Incoming
Maintenance workshop at HF4 – Carsid, Charleroi
The plant at Marchienne-au-Pont operated for over 100 years. In 2007 the blast furnace No.4 was restarted after a 3 month refurbishment process. But in November 2008 it was stopped due to low economic demand. Production at the plant was halted for three years. By 2011 the joint venture between NLMK and Duferco had ended, with NLMK acquiring the joint venture’s production at Clabeque and La Louviere and other sites for $600 million. Duferco continued to seek a partner or buyer for Carsid. In Mar. 2012 Duferco announced that work at the blast furnace would not restart. Approximately 1000 people were to be made redundant by the end of 2012. (source)
When we received the possibility to visit the former maintenance workshops of this gigantic factory, we went more out of curiosity than hoping to salvage much. We were surprised to find the workshops had been left almost untouched, because guards had been stationed on site ever since the halting of the blast furnace a decade ago.
Many of the tools, workbenches, and objects we found in the workshops were either extremely heavy or mysteriously specific. We turned a blind eye on most of them and decided to focus on collecting a truckload of the furniture used and evidently made by the technicians themselves.

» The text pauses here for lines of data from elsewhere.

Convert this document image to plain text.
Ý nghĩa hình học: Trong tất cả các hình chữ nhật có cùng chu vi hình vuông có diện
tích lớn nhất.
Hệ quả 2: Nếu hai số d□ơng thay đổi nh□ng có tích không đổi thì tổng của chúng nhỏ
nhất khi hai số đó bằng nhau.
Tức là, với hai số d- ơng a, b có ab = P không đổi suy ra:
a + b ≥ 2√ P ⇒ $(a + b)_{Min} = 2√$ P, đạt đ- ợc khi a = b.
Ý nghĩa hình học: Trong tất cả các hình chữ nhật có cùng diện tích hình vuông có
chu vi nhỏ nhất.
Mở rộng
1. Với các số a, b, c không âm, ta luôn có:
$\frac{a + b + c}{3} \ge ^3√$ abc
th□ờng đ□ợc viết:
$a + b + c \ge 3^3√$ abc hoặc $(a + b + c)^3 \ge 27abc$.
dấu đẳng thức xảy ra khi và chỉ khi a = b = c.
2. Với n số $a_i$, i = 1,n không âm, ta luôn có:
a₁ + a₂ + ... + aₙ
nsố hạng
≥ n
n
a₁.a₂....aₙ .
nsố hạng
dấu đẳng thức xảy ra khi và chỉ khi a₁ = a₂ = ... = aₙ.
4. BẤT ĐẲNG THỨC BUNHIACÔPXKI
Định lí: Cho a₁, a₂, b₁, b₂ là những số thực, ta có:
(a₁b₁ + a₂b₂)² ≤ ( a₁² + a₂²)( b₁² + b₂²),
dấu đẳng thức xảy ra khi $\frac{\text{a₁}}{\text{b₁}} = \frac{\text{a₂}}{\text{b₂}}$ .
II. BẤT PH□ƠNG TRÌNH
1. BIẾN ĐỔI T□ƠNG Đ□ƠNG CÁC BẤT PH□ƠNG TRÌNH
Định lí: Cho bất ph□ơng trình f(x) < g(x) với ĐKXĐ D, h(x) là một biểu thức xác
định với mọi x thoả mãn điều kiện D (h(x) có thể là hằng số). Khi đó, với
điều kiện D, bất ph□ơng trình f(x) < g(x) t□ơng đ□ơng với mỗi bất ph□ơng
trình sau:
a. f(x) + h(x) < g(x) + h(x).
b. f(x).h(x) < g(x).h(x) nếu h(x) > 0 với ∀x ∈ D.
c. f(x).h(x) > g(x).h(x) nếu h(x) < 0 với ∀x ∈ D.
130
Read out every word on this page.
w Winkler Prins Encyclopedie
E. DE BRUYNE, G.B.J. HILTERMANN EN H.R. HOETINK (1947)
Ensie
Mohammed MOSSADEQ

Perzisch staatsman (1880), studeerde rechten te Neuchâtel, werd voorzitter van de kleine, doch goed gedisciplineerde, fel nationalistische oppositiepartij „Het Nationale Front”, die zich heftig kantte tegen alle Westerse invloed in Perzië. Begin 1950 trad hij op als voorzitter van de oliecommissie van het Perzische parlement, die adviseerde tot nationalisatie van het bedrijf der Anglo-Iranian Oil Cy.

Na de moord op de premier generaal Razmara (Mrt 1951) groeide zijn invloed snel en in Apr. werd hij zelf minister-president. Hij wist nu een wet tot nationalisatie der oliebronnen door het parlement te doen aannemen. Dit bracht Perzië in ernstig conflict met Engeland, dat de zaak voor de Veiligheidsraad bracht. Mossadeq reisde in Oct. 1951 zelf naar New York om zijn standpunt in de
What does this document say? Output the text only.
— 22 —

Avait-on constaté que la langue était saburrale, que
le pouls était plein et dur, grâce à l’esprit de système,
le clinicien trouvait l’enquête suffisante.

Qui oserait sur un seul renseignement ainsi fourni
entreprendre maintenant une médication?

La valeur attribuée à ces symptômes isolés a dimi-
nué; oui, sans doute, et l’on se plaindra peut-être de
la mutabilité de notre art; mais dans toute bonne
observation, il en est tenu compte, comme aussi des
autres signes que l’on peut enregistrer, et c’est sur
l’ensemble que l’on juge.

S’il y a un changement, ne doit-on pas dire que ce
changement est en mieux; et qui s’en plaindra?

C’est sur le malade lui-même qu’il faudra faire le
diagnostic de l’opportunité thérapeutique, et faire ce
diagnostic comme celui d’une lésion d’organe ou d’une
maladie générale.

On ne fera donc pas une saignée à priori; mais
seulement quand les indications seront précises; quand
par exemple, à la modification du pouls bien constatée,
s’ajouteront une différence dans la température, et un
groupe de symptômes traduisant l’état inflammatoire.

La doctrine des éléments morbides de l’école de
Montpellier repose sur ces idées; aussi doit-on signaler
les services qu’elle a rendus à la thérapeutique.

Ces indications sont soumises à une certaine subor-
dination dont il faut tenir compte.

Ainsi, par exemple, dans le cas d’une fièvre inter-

Generally speaking, the craftsmanship that went into the making of these objects is crude. Welds are not neat, cuts are made by hand and very few attempts are made at being precise: angles are approximate, and shelves are horizontal only on first glimpse. Probably most of these objects have been thought in steel directly, they have never existed in plan. The object is the sketch. But the nonchalance in execution coexist with a certain formal agenda that is unmistakable. Occasional counter-intuitive assemblies show a form of humour that is very enjoyable to us. Why weld all the horizontal supports for a shelf in a 6 degree angle, only to compensate the height difference with a nut on the far side? Why repeat the seemingly random positioning of two ball shaped cabinet handles, if not to establish a motive? And so on.
More complex objects such as the cupboards seem to have been adapted and re-adapted throughout their useful life. Whoever designed these objects assumed that most people that would use them would have the skills to adapt them to their needs. There is no need for pre-perforated shelf spacers in a context where anyone can just weld the shelf at whatever height they need it, or even replace it by a tube if that would prove to be more convenient. To make use of these objects implicitly ment to design them, the two were not separated. How different (and what a relief) this is from the objects that typically land on pages of design magazines, instantly transforming their adopters to the narrowness of being a user with all the implicit rules that this brings along.
Moving these objects to a new context will change them profoundly again (the alternative was an anonymous ending as steel scrap). For sure their rhythm of physical transformation will decrease. But to some extend we have faith in the stubbornness of these constructions. Presently, they are neither sideboard, wardrobe, coffee table, vase, or bookshelf. Their proposition remains open ended.